Apple has been very vocal about its commitment to privacy and human rights and has built a reputation as a company that protects its users’ data. But in recent years the Chinese government has piled on the pressure.
What’s going on?
There’s been an economic tit-for-tat going on between China and the West. The dispute, which has focused mostly on China and the United States, has placed economic sanctions on individuals, tariffs and more.
Western companies like H&M, Nike and Calvin Klein have all recently faced backlash from China – everything from loss of brand ambassadors to full-out boycotts.
The backlash came after the companies spoke out against the treatment of the Uighur population in the Xinjiang region of China, where there are reports of “re-education” centers that engage in forced labor and even torture.
What does this have to do with Apple?
Much of Apple’s production and manufacturing takes place in China.

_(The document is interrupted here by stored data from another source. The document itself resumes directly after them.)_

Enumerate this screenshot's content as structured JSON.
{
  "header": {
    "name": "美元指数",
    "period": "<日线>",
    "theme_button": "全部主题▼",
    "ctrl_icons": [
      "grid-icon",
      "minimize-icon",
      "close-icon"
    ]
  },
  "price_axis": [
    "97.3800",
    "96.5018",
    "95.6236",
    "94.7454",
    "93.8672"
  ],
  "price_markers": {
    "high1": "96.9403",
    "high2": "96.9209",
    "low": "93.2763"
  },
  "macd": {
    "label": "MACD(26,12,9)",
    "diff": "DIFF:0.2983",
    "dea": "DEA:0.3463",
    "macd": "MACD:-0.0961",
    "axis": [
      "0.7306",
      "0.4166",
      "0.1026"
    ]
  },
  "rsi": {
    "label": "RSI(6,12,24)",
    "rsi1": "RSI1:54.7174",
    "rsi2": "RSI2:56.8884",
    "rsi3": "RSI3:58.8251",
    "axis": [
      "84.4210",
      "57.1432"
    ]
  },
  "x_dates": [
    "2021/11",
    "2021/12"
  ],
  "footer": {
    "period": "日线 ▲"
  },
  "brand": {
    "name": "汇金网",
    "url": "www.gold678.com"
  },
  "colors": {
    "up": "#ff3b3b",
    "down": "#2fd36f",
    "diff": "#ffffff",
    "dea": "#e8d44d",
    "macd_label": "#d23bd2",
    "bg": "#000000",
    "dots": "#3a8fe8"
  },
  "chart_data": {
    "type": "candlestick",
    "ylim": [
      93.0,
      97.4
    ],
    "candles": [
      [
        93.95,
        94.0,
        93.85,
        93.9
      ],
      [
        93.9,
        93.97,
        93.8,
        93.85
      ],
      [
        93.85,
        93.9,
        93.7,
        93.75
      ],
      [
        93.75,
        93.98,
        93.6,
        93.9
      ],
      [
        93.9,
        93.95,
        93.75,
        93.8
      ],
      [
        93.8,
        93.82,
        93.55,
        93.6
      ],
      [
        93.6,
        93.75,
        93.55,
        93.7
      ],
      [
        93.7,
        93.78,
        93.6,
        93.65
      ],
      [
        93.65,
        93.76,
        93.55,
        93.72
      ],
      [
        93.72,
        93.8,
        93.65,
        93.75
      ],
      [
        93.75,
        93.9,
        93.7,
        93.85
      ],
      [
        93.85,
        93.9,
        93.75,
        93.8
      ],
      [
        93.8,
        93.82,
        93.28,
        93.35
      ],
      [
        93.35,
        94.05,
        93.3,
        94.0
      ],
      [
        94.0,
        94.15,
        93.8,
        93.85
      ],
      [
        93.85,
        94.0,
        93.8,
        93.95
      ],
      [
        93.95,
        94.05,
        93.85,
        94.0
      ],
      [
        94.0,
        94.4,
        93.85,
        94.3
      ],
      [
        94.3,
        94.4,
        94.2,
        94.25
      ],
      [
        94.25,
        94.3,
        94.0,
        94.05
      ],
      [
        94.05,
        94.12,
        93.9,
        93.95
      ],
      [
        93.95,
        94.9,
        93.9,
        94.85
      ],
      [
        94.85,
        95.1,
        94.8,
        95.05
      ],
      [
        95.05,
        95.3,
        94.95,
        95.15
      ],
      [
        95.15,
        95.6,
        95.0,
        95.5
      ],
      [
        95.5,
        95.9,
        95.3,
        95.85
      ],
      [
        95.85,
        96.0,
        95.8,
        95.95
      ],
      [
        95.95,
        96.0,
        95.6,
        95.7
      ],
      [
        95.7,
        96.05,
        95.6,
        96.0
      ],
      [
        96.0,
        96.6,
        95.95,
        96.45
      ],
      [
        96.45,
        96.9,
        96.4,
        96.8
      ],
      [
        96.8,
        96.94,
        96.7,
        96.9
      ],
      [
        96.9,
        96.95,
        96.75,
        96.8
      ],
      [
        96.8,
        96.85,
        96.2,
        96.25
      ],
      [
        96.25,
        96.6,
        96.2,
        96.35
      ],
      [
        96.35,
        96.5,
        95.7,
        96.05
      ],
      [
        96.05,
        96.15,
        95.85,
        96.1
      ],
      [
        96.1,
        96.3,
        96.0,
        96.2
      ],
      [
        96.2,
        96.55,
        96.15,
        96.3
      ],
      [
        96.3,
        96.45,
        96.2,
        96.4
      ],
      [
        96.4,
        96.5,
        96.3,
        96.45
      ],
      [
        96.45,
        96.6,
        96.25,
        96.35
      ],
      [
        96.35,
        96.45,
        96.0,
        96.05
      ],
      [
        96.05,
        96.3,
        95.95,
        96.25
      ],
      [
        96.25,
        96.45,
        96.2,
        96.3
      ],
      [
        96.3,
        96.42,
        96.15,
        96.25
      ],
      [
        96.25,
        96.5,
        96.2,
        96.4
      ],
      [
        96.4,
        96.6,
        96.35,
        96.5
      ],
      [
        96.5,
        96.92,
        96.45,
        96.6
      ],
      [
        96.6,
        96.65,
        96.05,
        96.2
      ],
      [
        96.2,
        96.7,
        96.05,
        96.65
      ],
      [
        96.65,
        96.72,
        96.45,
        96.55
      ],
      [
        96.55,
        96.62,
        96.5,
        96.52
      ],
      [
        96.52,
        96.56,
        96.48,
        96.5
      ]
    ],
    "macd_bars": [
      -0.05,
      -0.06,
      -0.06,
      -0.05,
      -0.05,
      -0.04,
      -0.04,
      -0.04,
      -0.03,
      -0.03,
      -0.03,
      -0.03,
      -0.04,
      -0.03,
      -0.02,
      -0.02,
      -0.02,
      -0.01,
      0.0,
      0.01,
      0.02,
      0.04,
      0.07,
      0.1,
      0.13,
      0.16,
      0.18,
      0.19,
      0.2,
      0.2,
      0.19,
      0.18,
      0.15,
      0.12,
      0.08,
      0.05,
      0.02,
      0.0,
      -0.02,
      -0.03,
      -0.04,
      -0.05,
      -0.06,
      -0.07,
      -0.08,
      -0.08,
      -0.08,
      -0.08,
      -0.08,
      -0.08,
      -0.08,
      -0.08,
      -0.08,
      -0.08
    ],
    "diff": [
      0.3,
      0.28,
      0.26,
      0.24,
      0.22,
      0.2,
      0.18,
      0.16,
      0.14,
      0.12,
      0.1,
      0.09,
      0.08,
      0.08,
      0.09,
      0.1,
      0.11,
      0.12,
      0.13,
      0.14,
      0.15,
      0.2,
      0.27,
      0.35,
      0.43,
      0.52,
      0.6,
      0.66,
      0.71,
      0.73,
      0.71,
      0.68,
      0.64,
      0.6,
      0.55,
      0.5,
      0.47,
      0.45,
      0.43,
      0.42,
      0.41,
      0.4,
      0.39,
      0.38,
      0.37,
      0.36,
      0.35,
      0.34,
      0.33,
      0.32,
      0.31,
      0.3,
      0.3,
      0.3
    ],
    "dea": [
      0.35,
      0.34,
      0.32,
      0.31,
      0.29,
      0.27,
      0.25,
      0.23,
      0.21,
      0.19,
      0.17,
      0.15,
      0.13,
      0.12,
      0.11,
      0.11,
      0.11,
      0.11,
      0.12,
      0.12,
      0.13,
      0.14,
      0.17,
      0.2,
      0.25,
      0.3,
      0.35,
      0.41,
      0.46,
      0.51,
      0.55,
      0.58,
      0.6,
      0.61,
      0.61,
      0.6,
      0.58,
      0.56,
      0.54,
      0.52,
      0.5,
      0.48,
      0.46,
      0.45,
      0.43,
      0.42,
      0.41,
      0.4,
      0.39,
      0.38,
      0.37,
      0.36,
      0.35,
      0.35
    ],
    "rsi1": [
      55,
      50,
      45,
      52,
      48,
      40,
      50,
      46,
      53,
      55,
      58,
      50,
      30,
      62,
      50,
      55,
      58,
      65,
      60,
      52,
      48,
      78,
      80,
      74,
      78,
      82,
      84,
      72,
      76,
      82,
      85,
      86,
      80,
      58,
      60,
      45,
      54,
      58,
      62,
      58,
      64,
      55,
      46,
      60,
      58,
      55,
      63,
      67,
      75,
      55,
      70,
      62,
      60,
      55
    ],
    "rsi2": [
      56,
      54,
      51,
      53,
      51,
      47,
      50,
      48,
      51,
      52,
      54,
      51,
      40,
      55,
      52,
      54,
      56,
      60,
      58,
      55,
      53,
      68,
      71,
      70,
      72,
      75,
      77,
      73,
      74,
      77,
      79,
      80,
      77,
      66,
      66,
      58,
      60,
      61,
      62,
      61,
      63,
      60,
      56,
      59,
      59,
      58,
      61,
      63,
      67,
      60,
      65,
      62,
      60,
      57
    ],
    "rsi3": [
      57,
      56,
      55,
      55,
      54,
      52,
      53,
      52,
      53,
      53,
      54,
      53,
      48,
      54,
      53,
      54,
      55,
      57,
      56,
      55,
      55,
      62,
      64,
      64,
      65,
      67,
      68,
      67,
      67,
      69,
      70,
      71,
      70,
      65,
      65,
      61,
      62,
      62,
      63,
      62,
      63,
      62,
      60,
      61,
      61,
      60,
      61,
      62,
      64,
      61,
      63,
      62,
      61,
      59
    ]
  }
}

China also makes up a fifth of Apple’s revenue worldwide, so not only is manufacturing a very important part of Apple’s business there, but the company also makes a lot of money by selling to Chinese consumers.
Apple has been very vocal about its commitment to privacy and human rights and has built a reputation as a company that protects its users’ data.
But in recent years the Chinese government has put pressure on Apple.
In 2017, a Chinese law was passed that made it so that the Chinese government controlled and operated the data centers that hold the data of Apple users.
Apple went along with the law, claiming that customers’ data security had never been compromised.
But independent security experts and Apple engineers believed that Apple wouldn’t really be able to stop Chinese authorities from accessing personal data anyway.
More recently, Apple has given a Chinese government-owned company called Guizhou-Cloud Big Data (GCBD) rights and access to the data of its Chinese users.
It’s also recently become more well known that Apple proactively removes apps and screens them intensively for things like mentions of Tiananmen Square, the Dalai Lama and independence for Tibet and Taiwan, before allowing them to exist on the App Store.
It looks like Apple does this because of previous legal issues the company has had with the Chinese government over content that is considered to be sensitive in the country.
Why does it matter so much?
The problem here doesn’t seem to be that Apple is giving the Chinese government access to its user data, but more so that Apple has said repeatedly that it would try to protect that data at all costs.
Because China is such a major player in the manufacturing and sales of Apple products, it looks like Apple has given too much leverage to China and the company has failed to defend its users’ data because of it.
And sure, Apple was clearly reluctant to give China the access it demanded, but ultimately the company didn’t appear to fight the Chinese government’s demands the way you’d expect they would, given all Apple’s talk about the importance of user privacy.
Apple is really the only company that can fight back against China. There aren’t any other companies good enough at building computers or phones that can get around Chinese surveillance, or that are big enough to really push back against China’s policies.
Yes, Apple does have leverage. After all, China doesn’t want to lose the millions of jobs Apple creates there.
The question is, if Apple can’t stand up to China, will anyone else be able to?